La ola de calor no solo vacía terrazas a mediodía o dispara el uso del aire acondicionado. También reordena la cesta de la compra. La Agencia Estatal de Meteorología ha activado un aviso especial por ola de calor con duración prevista hasta el jueves 9 de julio, en un episodio de temperaturas extremas en buena parte del país. Ese contexto climático tiene una traducción directa en caja: el calor vende.
El primer producto que gana espacio es el agua. Durante los episodios de altas temperaturas, la compra deja de planificarse solo por precio o por menú semanal y pasa a estar condicionada por una necesidad básica: hidratarse. Según datos de Circana publicados durante la última ola de calor, las ventas de agua crecieron un 8,6% en valor respecto al mismo periodo del año anterior. El agua mineral, los formatos familiares y las botellas pequeñas para llevar se convierten en productos de rotación rápida.
El segundo gran ganador es el gazpacho. Lo que antes era una receta doméstica se ha transformado en una categoría industrial de alto valor añadido. NielsenIQ calcula que los españoles consumieron 106 millones de litros de gazpacho, salmorejo y ajoblanco en el último año cerrado a mediados de junio de 2025. Más de la mitad de los consumidores, el 53,3%, compra estos productos una media de ocho veces al año. La facturación de la categoría alcanzó los 281,5 millones de euros, frente a los 208 millones de 2021.
El gazpacho envasado no exige cocinar, se sirve frío, encaja con la búsqueda de salud y permite resolver una comida sin encender la vitrocerámica. Además, la categoría se ha sofisticado. Las botellas premium, los formatos individuales y las variedades con frutas (como fresa o cereza) muestran que el consumidor no solo compra frescor, sino también experiencia, calidad percibida y practicidad.
La fruta ocupa otro lugar central en el supermercado del calor. Sandía, melón, uvas, nectarinas, paraguayos o cerezas funcionan como alimento, postre y sustituto de comidas pesadas. En un mercado de gran consumo que en 2025 alcanzó los 131.000 millones de euros en España, NielsenIQ destacó el buen comportamiento de los frescos, con las frutas creciendo un 5,5% en demanda.
El calor también empuja los refrigerados y congelados. En los lineales, el consumidor busca platos listos, ensaladas refrigeradas, cremas frías, helados y soluciones rápidas. La misma fuente de NielsenIQ señala que los refrigerados y congelados fueron una de las categorías más dinámicas del gran consumo en 2025, con un aumento del 4,3% en volumen, mientras que las bebidas no alcohólicas avanzaron un 3,1%.
El helado, por su parte, es el producto emocional del verano. No responde solo a la hidratación ni a la nutrición, sino al premio inmediato. Es impulso, capricho y alivio. Gana fuerza tanto en formato familiar como en unidades individuales, especialmente en supermercados de proximidad, estaciones de servicio y tiendas urbanas. En plena ola de calor, el congelador se convierte en una zona estratégica: atrae tráfico, aumenta el ticket medio y favorece compras no previstas.

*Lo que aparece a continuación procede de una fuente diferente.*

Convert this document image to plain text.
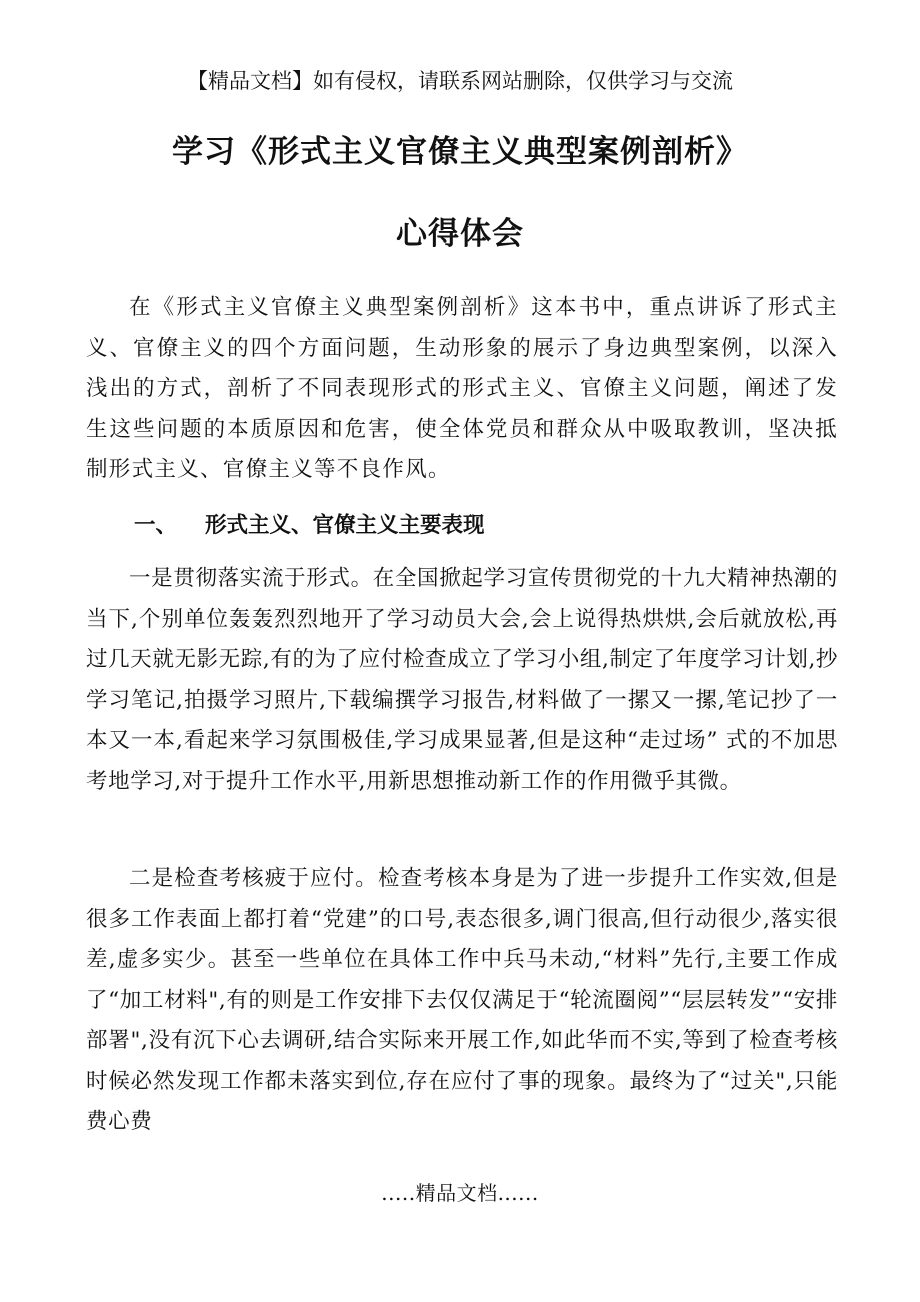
【精品文档】如有侵权，请联系网站删除，仅供学习与交流
学习《形式主义官僚主义典型案例剖析》
心得体会

在《形式主义官僚主义典型案例剖析》这本书中，重点讲诉了形式主义、官僚主义的四个方面问题，生动形象的展示了身边典型案例，以深入浅出的方式，剖析了不同表现形式的形式主义、官僚主义问题，阐述了发生这些问题的本质原因和危害，使全体党员和群众从中吸取教训，坚决抵制形式主义、官僚主义等不良作风。

一、 形式主义、官僚主义主要表现

一是贯彻落实流于形式。在全国掀起学习宣传贯彻党的十九大精神热潮的当下,个别单位轰轰烈烈地开了学习动员大会,会上说得热烘烘,会后就放松,再过几天就无影无踪,有的为了应付检查成立了学习小组,制定了年度学习计划,抄学习笔记,拍摄学习照片,下载编撰学习报告,材料做了一摞又一摞,笔记抄了一本又一本,看起来学习氛围极佳,学习成果显著,但是这种“走过场” 式的不加思考地学习,对于提升工作水平,用新思想推动新工作的作用微乎其微。

二是检查考核疲于应付。检查考核本身是为了进一步提升工作实效,但是很多工作表面上都打着“党建”的口号,表态很多,调门很高,但行动很少,落实很差,虚多实少。甚至一些单位在具体工作中兵马未动,“材料”先行,主要工作成了“加工材料",有的则是工作安排下去仅仅满足于“轮流圈阅”“层层转发”“安排部署",没有沉下心去调研,结合实际来开展工作,如此华而不实,等到了检查考核时候必然发现工作都未落实到位,存在应付了事的现象。最终为了“过关",只能费心费

.....精品文档......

La otra gran categoría que se dispara está fuera del plato: las cremas solares. La protección solar ha dejado de ser una compra exclusiva de playa y vacaciones para convertirse en un producto de cuidado personal recurrente. Sanidad recomienda, ante las altas temperaturas, evitar la exposición prolongada al sol, beber agua con frecuencia, usar protección solar y vestir ropa ligera.
El negocio acompaña esa mayor conciencia preventiva. Circana estima que la protección solar alcanzó 1.600 millones de euros en los seis principales mercados europeos en los doce meses hasta marzo de 2026, un 11,6% más interanual. En España, las marcas de fabricante concentraron el 92% del crecimiento en volumen, con 1,8 millones de unidades adicionales y 28,2 millones de euros en ventas.
Para la distribución, el calor plantea una oportunidad y un reto. Oportunidad, porque acelera categorías de alta rotación y margen interesante. Reto, porque exige prever demanda, reforzar la cadena de frío, evitar roturas de stock y ajustar promociones casi al ritmo de la previsión meteorológica. Un fin de semana con máximas extremas puede alterar más la cesta que una campaña publicitaria.
El supermercado del calor funciona con una lógica simple: el consumidor compra alivio. Agua para resistir, gazpacho para no cocinar, fruta para refrescarse, helados para premiarse y crema solar para protegerse. La meteorología se ha convertido en una variable comercial de primer orden. Y cada verano, a medida que las olas de calor son más frecuentes e intensas, el lineal aprende a leer el cielo antes que el calendario.
En la economía del calor, ganar no consiste solo en vender más. Consiste en estar preparado cuando el cliente entra por la puerta buscando una respuesta inmediata a una sensación física: sed, cansancio, apetito ligero o necesidad de protección.